Мы приземлились около пяти утра. Я понял, почему его называют красным глазом.
Но у меня не было слишком много времени, чтобы жалеть себя. Дэйв и Пия встретили нас в холле отеля на следующее утро. Мы позавтракали и приступили к работе.
Наше первое интервью было с Энн Крубсак, женщиной, которую Фримен прооперировал в ту же неделю, что и меня, в Генеральной больнице Докторов.
К моему удивлению и разочарованию, ее чувства по отношению к Фримену и ее лоботомии были полностью положительными. Эта маленькая, округлая женщина с серебристыми волосами считала, что он был великим человеком, а операция была замечательной вещью.
На втором интервью с Кэрол Ноэлл мы получили кое-что другое.
Она — женщина, которую я встретил в Интернете пару лет назад на сайте psychosurgery.org. Лично она была привлекательной светловолосой женщиной. У нее был склероз, поэтому она двигалась немного медленно.

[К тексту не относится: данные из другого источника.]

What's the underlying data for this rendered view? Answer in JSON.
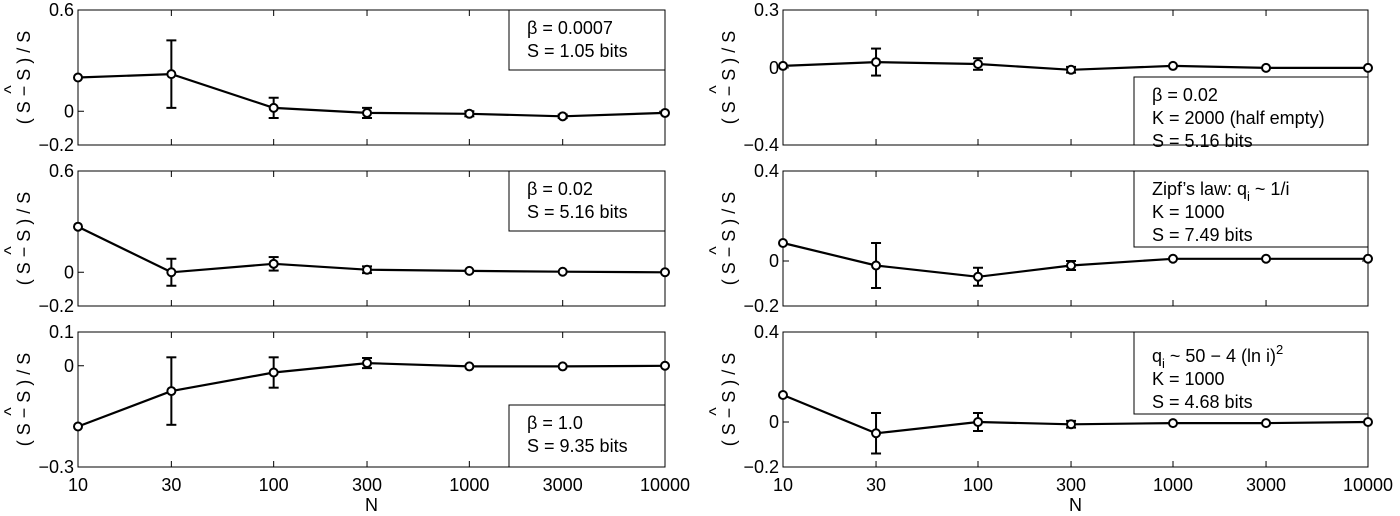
{
  "chart_data": [
    {
      "type": "line",
      "panel": "left-top",
      "x": [
        10,
        30,
        100,
        300,
        1000,
        3000,
        10000
      ],
      "y": [
        0.2,
        0.22,
        0.02,
        -0.01,
        -0.015,
        -0.03,
        -0.01
      ],
      "yerr": [
        0,
        0.2,
        0.06,
        0.03,
        0.015,
        0.01,
        0
      ],
      "ylim": [
        -0.2,
        0.6
      ],
      "yticks": [
        "0.6",
        "0",
        "−0.2"
      ],
      "ytick_values": [
        0.6,
        0,
        -0.2
      ],
      "xscale": "log",
      "legend": [
        "β = 0.0007",
        "S = 1.05 bits"
      ],
      "legend_position": "top-right"
    },
    {
      "type": "line",
      "panel": "left-middle",
      "x": [
        10,
        30,
        100,
        300,
        1000,
        3000,
        10000
      ],
      "y": [
        0.27,
        0.0,
        0.05,
        0.015,
        0.008,
        0.003,
        0.0
      ],
      "yerr": [
        0,
        0.08,
        0.04,
        0.02,
        0,
        0,
        0
      ],
      "ylim": [
        -0.2,
        0.6
      ],
      "yticks": [
        "0.6",
        "0",
        "−0.2"
      ],
      "ytick_values": [
        0.6,
        0,
        -0.2
      ],
      "xscale": "log",
      "legend": [
        "β = 0.02",
        "S = 5.16 bits"
      ],
      "legend_position": "top-right"
    },
    {
      "type": "line",
      "panel": "left-bottom",
      "x": [
        10,
        30,
        100,
        300,
        1000,
        3000,
        10000
      ],
      "y": [
        -0.18,
        -0.075,
        -0.02,
        0.008,
        -0.002,
        -0.002,
        0.0
      ],
      "yerr": [
        0,
        0.1,
        0.045,
        0.015,
        0,
        0,
        0
      ],
      "ylim": [
        -0.3,
        0.1
      ],
      "yticks": [
        "0.1",
        "0",
        "−0.3"
      ],
      "ytick_values": [
        0.1,
        0,
        -0.3
      ],
      "xscale": "log",
      "legend": [
        "β = 1.0",
        "S = 9.35 bits"
      ],
      "legend_position": "bottom-right"
    },
    {
      "type": "line",
      "panel": "right-top",
      "x": [
        10,
        30,
        100,
        300,
        1000,
        3000,
        10000
      ],
      "y": [
        0.01,
        0.03,
        0.02,
        -0.01,
        0.01,
        0.0,
        0.0
      ],
      "yerr": [
        0,
        0.07,
        0.03,
        0.015,
        0,
        0,
        0
      ],
      "ylim": [
        -0.4,
        0.3
      ],
      "yticks": [
        "0.3",
        "0",
        "−0.4"
      ],
      "ytick_values": [
        0.3,
        0,
        -0.4
      ],
      "xscale": "log",
      "legend": [
        "β = 0.02",
        "K = 2000 (half empty)",
        "S = 5.16 bits"
      ],
      "legend_position": "bottom-right"
    },
    {
      "type": "line",
      "panel": "right-middle",
      "x": [
        10,
        30,
        100,
        300,
        1000,
        3000,
        10000
      ],
      "y": [
        0.08,
        -0.02,
        -0.07,
        -0.02,
        0.01,
        0.01,
        0.01
      ],
      "yerr": [
        0,
        0.1,
        0.04,
        0.02,
        0,
        0,
        0
      ],
      "ylim": [
        -0.2,
        0.4
      ],
      "yticks": [
        "0.4",
        "0",
        "−0.2"
      ],
      "ytick_values": [
        0.4,
        0,
        -0.2
      ],
      "xscale": "log",
      "legend_zipf": {
        "prefix": "Zipf’s law: q",
        "sub": "i",
        "suffix": " ~ 1/i"
      },
      "legend": [
        "K = 1000",
        "S = 7.49 bits"
      ],
      "legend_position": "top-right"
    },
    {
      "type": "line",
      "panel": "right-bottom",
      "x": [
        10,
        30,
        100,
        300,
        1000,
        3000,
        10000
      ],
      "y": [
        0.12,
        -0.05,
        0.0,
        -0.01,
        -0.005,
        -0.005,
        0.0
      ],
      "yerr": [
        0,
        0.09,
        0.04,
        0.015,
        0,
        0,
        0
      ],
      "ylim": [
        -0.2,
        0.4
      ],
      "yticks": [
        "0.4",
        "0",
        "−0.2"
      ],
      "ytick_values": [
        0.4,
        0,
        -0.2
      ],
      "xscale": "log",
      "legend_formula": {
        "prefix": "q",
        "sub": "i",
        "mid": " ~ 50 − 4 (ln i)",
        "sup": "2"
      },
      "legend": [
        "K = 1000",
        "S = 4.68 bits"
      ],
      "legend_position": "top-right"
    }
  ],
  "axes": {
    "ylabel": "( S − S ) / S",
    "ylabel_hat": "^",
    "xlabel": "N",
    "xticks": [
      "10",
      "30",
      "100",
      "300",
      "1000",
      "3000",
      "10000"
    ],
    "xtick_values": [
      10,
      30,
      100,
      300,
      1000,
      3000,
      10000
    ]
  }
}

Она много страдала еще в детстве. Ее мать, Анна Рут, была лоботомирована Фрименом в 1950 году после лечения ряда разрушительных головных болей. Процедура излечила мать Кэрол от ее головных болей. Однако процедура в итоге оставила ее с умом ребенка. И, как ребенок, она была беспечной и не испытывала никакой тревоги. После этого Кэрол больше никогда не имела настоящей матери.
Пия настроила микрофоны и записывающее оборудование. Я начал задавать вопросы, которые я обдумал с Дэйвом. Кэрол оказалась легкой в интервью. У нее была история о ее матери, и она была готова ее рассказать.
“Беспокоилась ли она о чем-то?” — спросила Кэрол. “Нет, не беспокоилась. Как и обещал Фримен…”
Но у нее также не было “социальных манер”, сказала Кэрол. Если она гуляла и видела, что люди собираются на вечеринку или ужин, она просто заходила к ним в дом и комфортно устраивалась там, даже если это были люди, которых она даже не знала.